The Coomloughra Horseshoe: The Hydro Track


At the car park, ready to start on a grey morning.


This was my second attempt at the Coomloughra Horseshoe after a failed effort earlier in the year due to the weather.  This time, I wasn’t completely successful, but I got a lot further than the last – enough that the journey was worthwhile and I could leave happy.  The plan was to begin the walk at the car park near the start of the Hydro Road.  I could  follow the road – a rough track really, up to Lough Eighter.  I would then ascend Cnoc Iochtair and continue along the horseshoe shaped line of mountains, going over Skregmore, Stumpa Barr na hAbhann and Beenkeragh.  Beenkeragh would be the first 900 metre plus summit, and the route gets trickier from there, going across the notorious Beenkeragh Ridge, crossing another 900 metre summit, The Bones Peak, on the way to Carrauntoohil, Ireland’s highest mountain.  Two more 900 metre plus summits – Caher and Caher West Top are ascended before the route descends again, eventually rejoining the Hydro Road.

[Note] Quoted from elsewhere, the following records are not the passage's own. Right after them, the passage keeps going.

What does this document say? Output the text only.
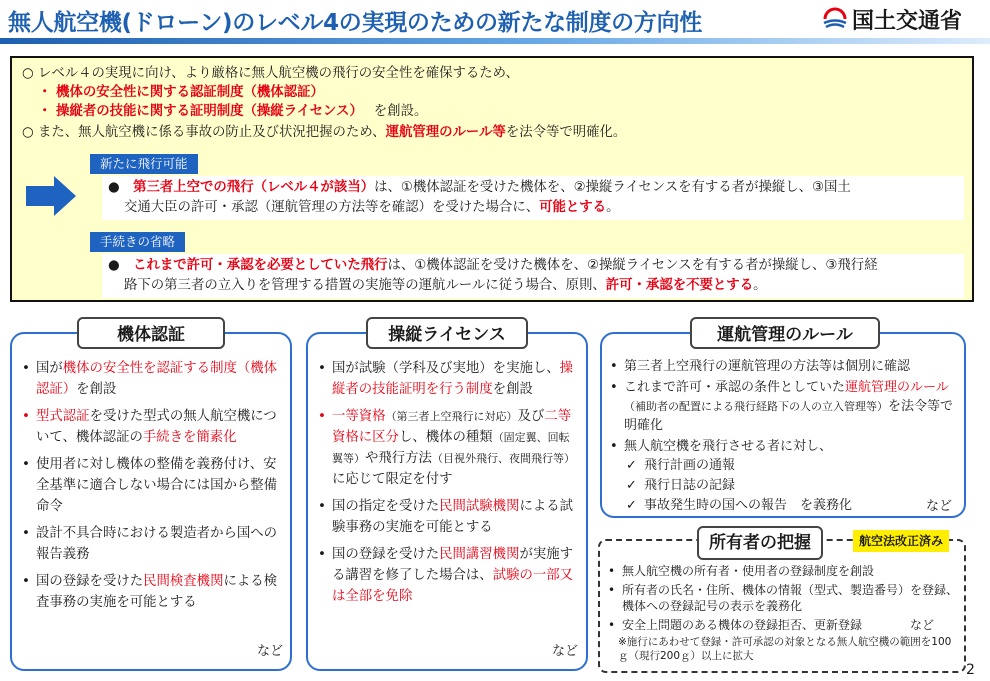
無人航空機(ドローン)のレベル4の実現のための新たな制度の方向性	国土交通省
○ レベル４の実現に向け、より厳格に無人航空機の飛行の安全性を確保するため、
・ 機体の安全性に関する認証制度（機体認証）
・ 操縦者の技能に関する証明制度（操縦ライセンス）　 を創設。
○ また、無人航空機に係る事故の防止及び状況把握のため、運航管理のルール等を法令等で明確化。
新たに飛行可能
●　 第三者上空での飛行（レベル４が該当）は、①機体認証を受けた機体を、②操縦ライセンスを有する者が操縦し、③国土
交通大臣の許可・承認（運航管理の方法等を確認）を受けた場合に、可能とする。
手続きの省略
●　 これまで許可・承認を必要としていた飛行は、①機体認証を受けた機体を、②操縦ライセンスを有する者が操縦し、③飛行経
路下の第三者の立入りを管理する措置の実施等の運航ルールに従う場合、原則、許可・承認を不要とする。
機体認証
• 国が機体の安全性を認証する制度（機体認証）を創設
• 型式認証を受けた型式の無人航空機について、機体認証の手続きを簡素化
• 使用者に対し機体の整備を義務付け、安全基準に適合しない場合には国から整備命令
• 設計不具合時における製造者から国への報告義務
• 国の登録を受けた民間検査機関による検査事務の実施を可能とする
など
操縦ライセンス
• 国が試験（学科及び実地）を実施し、操縦者の技能証明を行う制度を創設
• 一等資格（第三者上空飛行に対応）及び二等資格に区分し、機体の種類（固定翼、回転翼等）や飛行方法（目視外飛行、夜間飛行等）に応じて限定を付す
• 国の指定を受けた民間試験機関による試験事務の実施を可能とする
• 国の登録を受けた民間講習機関が実施する講習を修了した場合は、試験の一部又は全部を免除
など
運航管理のルール
• 第三者上空飛行の運航管理の方法等は個別に確認
• これまで許可・承認の条件としていた運航管理のルール（補助者の配置による飛行経路下の人の立入管理等）を法令等で明確化
• 無人航空機を飛行させる者に対し、
✓ 飛行計画の通報
✓ 飛行日誌の記録
✓ 事故発生時の国への報告　を義務化	など
所有者の把握	航空法改正済み
• 無人航空機の所有者・使用者の登録制度を創設
• 所有者の氏名・住所、機体の情報（型式、製造番号）を登録、機体への登録記号の表示を義務化
• 安全上問題のある機体の登録拒否、更新登録	など
※施行にあわせて登録・許可承認の対象となる無人航空機の範囲を100ｇ（現行200ｇ）以上に拡大
2
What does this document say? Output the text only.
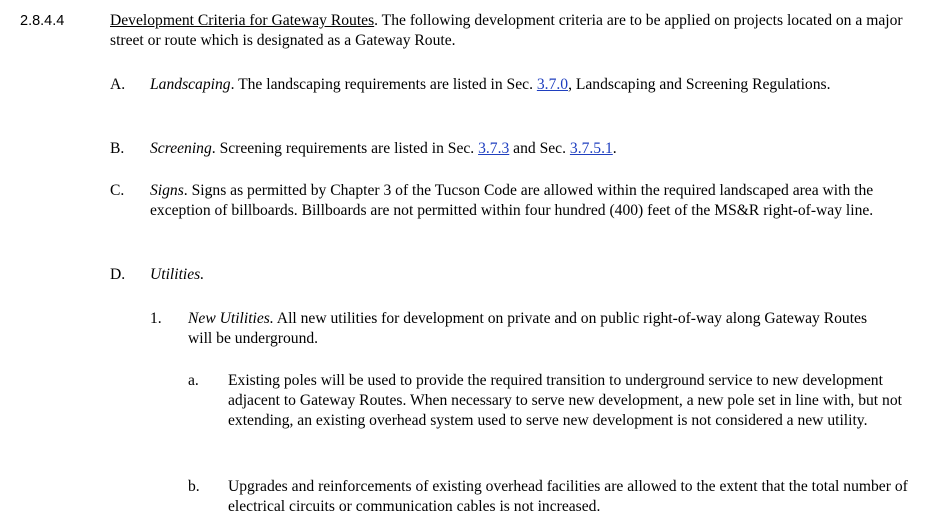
2.8.4.4	Development Criteria for Gateway Routes. The following development criteria are to be applied on projects located on a major street or route which is designated as a Gateway Route.
A.	Landscaping. The landscaping requirements are listed in Sec. 3.7.0, Landscaping and Screening Regulations.
B.	Screening. Screening requirements are listed in Sec. 3.7.3 and Sec. 3.7.5.1.
C.	Signs. Signs as permitted by Chapter 3 of the Tucson Code are allowed within the required landscaped area with the exception of billboards. Billboards are not permitted within four hundred (400) feet of the MS&R right-of-way line.
D.	Utilities.
1.	New Utilities. All new utilities for development on private and on public right-of-way along Gateway Routes will be underground.
a.	Existing poles will be used to provide the required transition to underground service to new development adjacent to Gateway Routes. When necessary to serve new development, a new pole set in line with, but not extending, an existing overhead system used to serve new development is not considered a new utility.
b.	Upgrades and reinforcements of existing overhead facilities are allowed to the extent that the total number of electrical circuits or communication cables is not increased.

I had arrived at the car park the night before in darkness, and slept in the car so I could start at first light.  In the morning, I was optimistic despite the cloud cover and very strong wind.  At least this time, I could see the surrounding mountains.  Leaving the car park there is short track that soon joins the Hydro Road which is a track, gravel in parts, concrete in others, that rises steadily on the way to Lough Eighter which is used as a water source.  It was a nice, easy start to the walk, giving a chance to warm up before the steep climbing started.

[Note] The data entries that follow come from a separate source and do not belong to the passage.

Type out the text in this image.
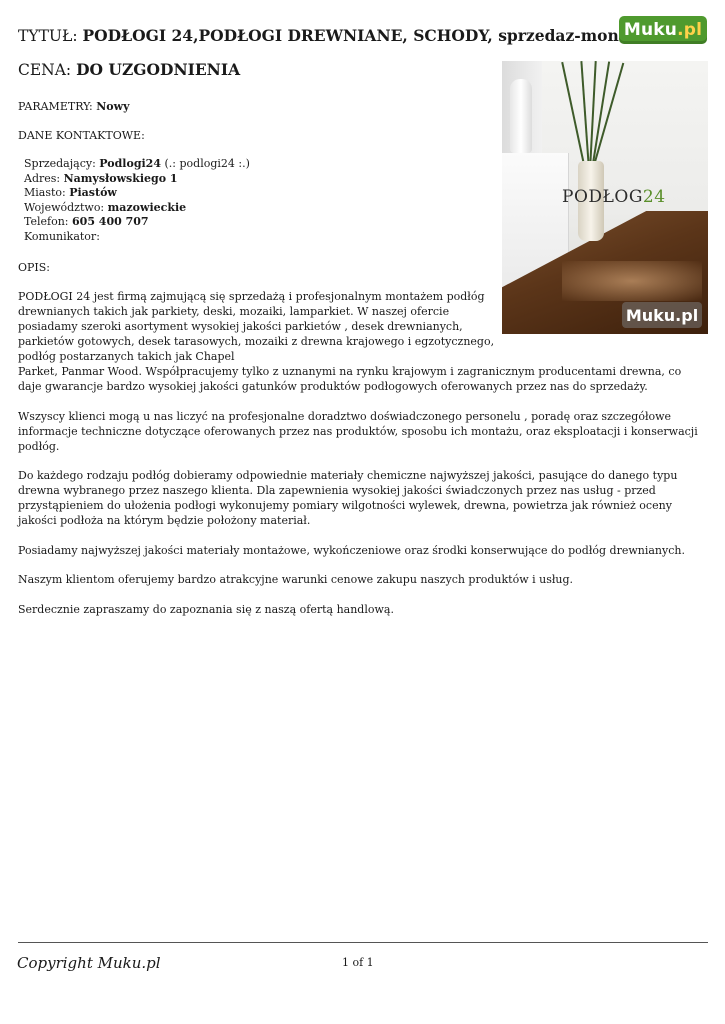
Muku .pl
TYTUŁ: PODŁOGI 24,PODŁOGI DREWNIANE, SCHODY, sprzedaz-mon
CENA: DO UZGODNIENIA
PODŁOG24
Muku.pl
PARAMETRY: Nowy
DANE KONTAKTOWE:
Sprzedający: Podlogi24 (.: podlogi24 :.)
Adres: Namysłowskiego 1
Miasto: Piastów
Województwo: mazowieckie
Telefon: 605 400 707
Komunikator:
OPIS:

PODŁOGI 24 jest firmą zajmującą się sprzedażą i profesjonalnym montażem podłóg drewnianych takich jak parkiety, deski, mozaiki, lamparkiet. W naszej ofercie posiadamy szeroki asortyment wysokiej jakości parkietów , desek drewnianych, parkietów gotowych, desek tarasowych, mozaiki z drewna krajowego i egzotycznego, podłóg postarzanych takich jak Chapel
Parket, Panmar Wood. Współpracujemy tylko z uznanymi na rynku krajowym i zagranicznym producentami drewna, co daje gwarancje bardzo wysokiej jakości gatunków produktów podłogowych oferowanych przez nas do sprzedaży.

Wszyscy klienci mogą u nas liczyć na profesjonalne doradztwo doświadczonego personelu , poradę oraz szczegółowe informacje techniczne dotyczące oferowanych przez nas produktów, sposobu ich montażu, oraz eksploatacji i konserwacji podłóg.

Do każdego rodzaju podłóg dobieramy odpowiednie materiały chemiczne najwyższej jakości, pasujące do danego typu drewna wybranego przez naszego klienta. Dla zapewnienia wysokiej jakości świadczonych przez nas usług - przed przystąpieniem do ułożenia podłogi wykonujemy pomiary wilgotności wylewek, drewna, powietrza jak również oceny jakości podłoża na którym będzie położony materiał.

Posiadamy najwyższej jakości materiały montażowe, wykończeniowe oraz środki konserwujące do podłóg drewnianych.

Naszym klientom oferujemy bardzo atrakcyjne warunki cenowe zakupu naszych produktów i usług.

Serdecznie zapraszamy do zapoznania się z naszą ofertą handlową.

Copyright Muku.pl	1 of 1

Starting along the Hydro Road, with views already towards the Dingle Peninsula in the distance.



The way ahead.






A look backwards along the track.






Even at this lower altitude, the wind was quite strong, but nothing worrying yet.









A view over Lough Acoose.



Ahead lies the first summit of the day, Cnoc Iochtair.

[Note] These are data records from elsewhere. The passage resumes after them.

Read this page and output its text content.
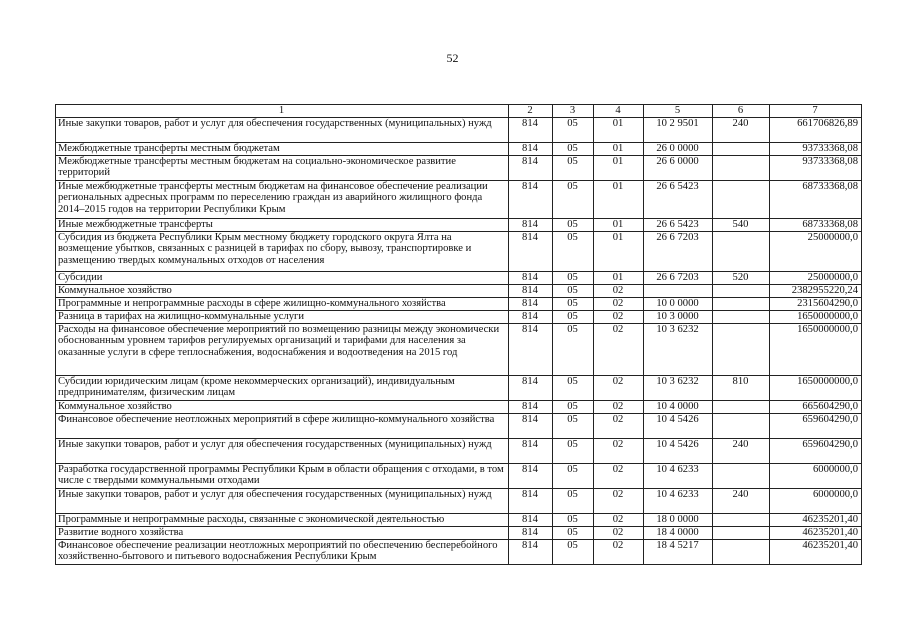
52
1	2	3	4	5	6	7
Иные закупки товаров, работ и услуг для обеспечения государственных (муниципальных) нужд	814	05	01	10 2 9501	240	661706826,89
Межбюджетные трансферты местным бюджетам	814	05	01	26 0 0000		93733368,08
Межбюджетные трансферты местным бюджетам на социально-экономическое развитие территорий	814	05	01	26 6 0000		93733368,08
Иные межбюджетные трансферты местным бюджетам на финансовое обеспечение реализации региональных адресных программ по переселению граждан из аварийного жилищного фонда 2014–2015 годов на территории Республики Крым	814	05	01	26 6 5423		68733368,08
Иные межбюджетные трансферты	814	05	01	26 6 5423	540	68733368,08
Субсидия из бюджета Республики Крым местному бюджету городского округа Ялта на возмещение убытков, связанных с разницей в тарифах по сбору, вывозу, транспортировке и размещению твердых коммунальных отходов от населения	814	05	01	26 6 7203		25000000,0
Субсидии	814	05	01	26 6 7203	520	25000000,0
Коммунальное хозяйство	814	05	02			2382955220,24
Программные и непрограммные расходы в сфере жилищно-коммунального хозяйства	814	05	02	10 0 0000		2315604290,0
Разница в тарифах на жилищно-коммунальные услуги	814	05	02	10 3 0000		1650000000,0
Расходы на финансовое обеспечение мероприятий по возмещению разницы между экономически обоснованным уровнем тарифов регулируемых организаций и тарифами для населения за оказанные услуги в сфере теплоснабжения, водоснабжения и водоотведения на 2015 год	814	05	02	10 3 6232		1650000000,0
Субсидии юридическим лицам (кроме некоммерческих организаций), индивидуальным предпринимателям, физическим лицам	814	05	02	10 3 6232	810	1650000000,0
Коммунальное хозяйство	814	05	02	10 4 0000		665604290,0
Финансовое обеспечение неотложных мероприятий в сфере жилищно-коммунального хозяйства	814	05	02	10 4 5426		659604290,0
Иные закупки товаров, работ и услуг для обеспечения государственных (муниципальных) нужд	814	05	02	10 4 5426	240	659604290,0
Разработка государственной программы Республики Крым в области обращения с отходами, в том числе с твердыми коммунальными отходами	814	05	02	10 4 6233		6000000,0
Иные закупки товаров, работ и услуг для обеспечения государственных (муниципальных) нужд	814	05	02	10 4 6233	240	6000000,0
Программные и непрограммные расходы, связанные с экономической деятельностью	814	05	02	18 0 0000		46235201,40
Развитие водного хозяйства	814	05	02	18 4 0000		46235201,40
Финансовое обеспечение реализации неотложных мероприятий по обеспечению бесперебойного хозяйственно-бытового и питьевого водоснабжения Республики Крым	814	05	02	18 4 5217		46235201,40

Lough Eighter coming into view, with the mountains forming part of the horseshoe behind.  I would cross the stream exiting the lough here, turning to the left, and begin the real ascent up the steep side of Cnoc Iochtair.



Beginning to ascend Cnoc Iochtair.  It was very steep here in places, and the use of hands was required in several places.


I was well on the way now, heading up the steep, rock covered slopes of Cnoc Iochtair.  It looked like on this visit I would attain one summit at least!